Waterfall Page 11


“Look where? Does anyone have any clue where we are?” Cat said.

“We’re on the moon,” Claire said.

“We need to find Solon,” Ander said. “He’ll know what to do.”

“Are we close?” Eureka asked.

“I tried to steer us toward a city called Kusadasi on the western coast of Turkey. But this doesn’t look like any of the pictures I researched. The coastline is …”

“What?” Eureka asked.

Ander looked away. “It’s different now.”

“You mean the city you were trying to get us to is underwater,” Eureka said.

“Have you even met this Solon guy?” Cat asked. She was trolling the landscape for large swaths of seaweed, bundling them under one arm.

“No,” Ander said, “but—”

“What if he sucks as bad as the rest of your horrible family?”

“He’s not like them,” Ander said. “He can’t be.”

“Not like we’ll ever know,” Cat said, “because we have no idea how to find him.”

“I think I can.” Ander ran his fingers through his hair quickly, a nervous habit.

Cat swiped rain from her cheeks and sat down with her mound of seaweed in her lap. She knotted strands of it together, until it almost resembled a blanket. For Dad. Eureka felt stupid she hadn’t thought to do the same.

“He thinks he can?” Cat muttered to her blanket.

Ander lowered his face to Cat’s. “Do you have any idea what it’s like to reject everything you’ve been raised to believe? The one true thing in my world is what I feel for Eureka.”

“If I never see my family again—” Cat said.

“That’s not going to happen.” Eureka tried to mediate. “Who’s coming with me to find help?”

Cat stared down at the seaweed. Eureka realized she was crying.

Dad’s wound was serious, but at least he was here with Eureka and the twins. Cat didn’t even know where her father was. Eureka’s tears had dissolved Cat’s family. She had no idea what had become of any of them. All she had was Eureka.

“Cat—” Eureka reached for her friend.

“Do you know what the last thing I told Barney was?” Cat said. “I told him to eat two turds and die. Those can’t be the last words I ever say to my brother.” She cupped her face in her hands. “My mom and I were supposed to take this opera class where they teach you how to sing falsetto. My dad promised to cartwheel me down the aisle at my wedding.…” She stared at Eureka’s father, semiconscious in the mud, and seemed to be seeing her own father. “You have to fix this, Eureka. And not like when you duct taped your mom’s rearview mirror back on. I mean, really fix, like,everything.”

“I know,” Eureka said. “I’ll find help. You’ll call your family. You’ll tell Barney what he already knows, that you love him.”

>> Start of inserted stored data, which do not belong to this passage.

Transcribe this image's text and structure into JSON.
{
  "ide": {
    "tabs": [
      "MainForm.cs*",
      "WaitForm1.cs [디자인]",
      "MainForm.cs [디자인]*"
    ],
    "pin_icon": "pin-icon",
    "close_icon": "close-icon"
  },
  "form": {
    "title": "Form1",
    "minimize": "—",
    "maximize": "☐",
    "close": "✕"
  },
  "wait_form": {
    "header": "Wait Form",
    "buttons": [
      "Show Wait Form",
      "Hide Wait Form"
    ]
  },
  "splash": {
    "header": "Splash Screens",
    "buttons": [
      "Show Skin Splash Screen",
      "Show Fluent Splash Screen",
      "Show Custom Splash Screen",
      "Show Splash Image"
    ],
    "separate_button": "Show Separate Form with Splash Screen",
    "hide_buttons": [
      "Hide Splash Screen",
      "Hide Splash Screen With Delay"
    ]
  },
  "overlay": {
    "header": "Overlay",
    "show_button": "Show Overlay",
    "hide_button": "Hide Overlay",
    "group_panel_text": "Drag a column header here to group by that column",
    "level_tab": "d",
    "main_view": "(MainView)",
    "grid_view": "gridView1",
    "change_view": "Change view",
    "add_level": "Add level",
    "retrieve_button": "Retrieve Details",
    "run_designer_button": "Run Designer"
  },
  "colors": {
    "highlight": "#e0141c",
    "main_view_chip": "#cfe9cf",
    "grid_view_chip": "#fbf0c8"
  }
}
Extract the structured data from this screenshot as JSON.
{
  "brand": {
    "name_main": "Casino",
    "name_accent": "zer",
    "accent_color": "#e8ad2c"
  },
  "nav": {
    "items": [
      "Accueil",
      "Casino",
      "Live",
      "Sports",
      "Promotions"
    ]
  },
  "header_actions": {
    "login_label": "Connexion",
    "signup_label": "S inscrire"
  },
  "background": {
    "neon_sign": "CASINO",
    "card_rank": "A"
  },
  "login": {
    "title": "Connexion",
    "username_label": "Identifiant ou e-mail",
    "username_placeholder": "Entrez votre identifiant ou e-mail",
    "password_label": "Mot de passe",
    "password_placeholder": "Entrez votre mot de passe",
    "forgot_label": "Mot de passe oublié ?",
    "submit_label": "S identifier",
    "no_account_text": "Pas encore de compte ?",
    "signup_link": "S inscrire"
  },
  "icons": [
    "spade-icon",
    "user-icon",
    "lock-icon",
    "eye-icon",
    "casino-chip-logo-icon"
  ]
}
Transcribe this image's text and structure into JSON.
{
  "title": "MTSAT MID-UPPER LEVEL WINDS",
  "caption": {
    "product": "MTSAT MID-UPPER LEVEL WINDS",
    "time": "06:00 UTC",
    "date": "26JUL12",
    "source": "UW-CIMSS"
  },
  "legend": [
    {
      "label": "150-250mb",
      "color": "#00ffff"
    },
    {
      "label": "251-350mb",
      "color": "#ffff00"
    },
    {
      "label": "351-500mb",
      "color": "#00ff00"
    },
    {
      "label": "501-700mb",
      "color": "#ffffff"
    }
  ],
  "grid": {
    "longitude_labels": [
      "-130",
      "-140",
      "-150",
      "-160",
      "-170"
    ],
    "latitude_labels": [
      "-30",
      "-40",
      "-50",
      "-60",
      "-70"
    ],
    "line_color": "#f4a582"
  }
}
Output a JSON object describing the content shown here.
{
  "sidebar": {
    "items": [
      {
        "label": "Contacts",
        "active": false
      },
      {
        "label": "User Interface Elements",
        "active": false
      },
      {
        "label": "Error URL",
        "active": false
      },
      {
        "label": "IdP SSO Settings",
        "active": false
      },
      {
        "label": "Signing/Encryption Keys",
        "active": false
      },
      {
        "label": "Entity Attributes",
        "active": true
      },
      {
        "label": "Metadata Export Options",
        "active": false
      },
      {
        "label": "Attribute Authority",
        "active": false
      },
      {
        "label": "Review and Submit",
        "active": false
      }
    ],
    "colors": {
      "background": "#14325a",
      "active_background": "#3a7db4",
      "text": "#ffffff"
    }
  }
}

“Right.” Cat sniffed. “I’ll stay here. You two go.” She laid her blanket of seaweed over Dad, then sat down miserably on a rock. She drew the twins into her lap, tried to cover their heads with her cardigan. This was a girl who refused to join summer camping trips if there was the slightest chance of drizzle.

“Let me help you.” Eureka tried to stretch the cardigan over the twins and her friend. She felt a twist of heat behind her and spun around.

Under a crook of rock extending from the boulder, Ander had started a small fire using scraps of wood debris. It blazed at Dad’s feet, mostly out of the rain.

“How did you do that?” she asked.

“Only takes a couple of breaths to dry out wood. The rest was easy.” He lifted a corner of the seaweed blanket to reveal a pile of dry twigs and larger wood chips. “If you need more fuel before we’re back,” he said to Cat.

“You should stay with my dad,” she told Ander. “Your cordon could protect him—”

He looked away. “My family can erect cordons bigger than football fields. I can’t even shelter someone standing right beside me.”

“But back there, in your arms after the wave—” Eureka said.

“That just happened without me trying, but when I try …” He shook his head. “I’m still learning my strength. They say it gets easier.” He glanced over her shoulder, as if reminded of his family. “We should hurry.”

“You don’t even know where we are, where we’re going—”

“I know two things,” Ander said, “the wind and you. The wind is the way I got us across this ocean and you are the reason why. But I can only help you if you’ll trust me.”

Eureka remembered the day he’d found her running in the woods in the innocent rain. He’d dared her to get her thunderstone wet. She’d laughed because it sounded so absurd. You could get anything wet.

If it turns out I’m right, he’d said, will you promise to trust me?

Eureka liked trusting him. It gave her physical pleasure to trust him, to touch his fingertips and say the words aloud: “I trust you.”

She looked behind her and saw lightning strike a distant wave. She wondered what happened at the point of impact. She turned and gazed at the mountains and wondered what lay on the other side.

She tightened her grip on the purple tote bag under her arm. Wherever she was going, The Book of Love was going, too. She leaned down to kiss her father. His eyelids tensed but didn’t open. She hugged the twins.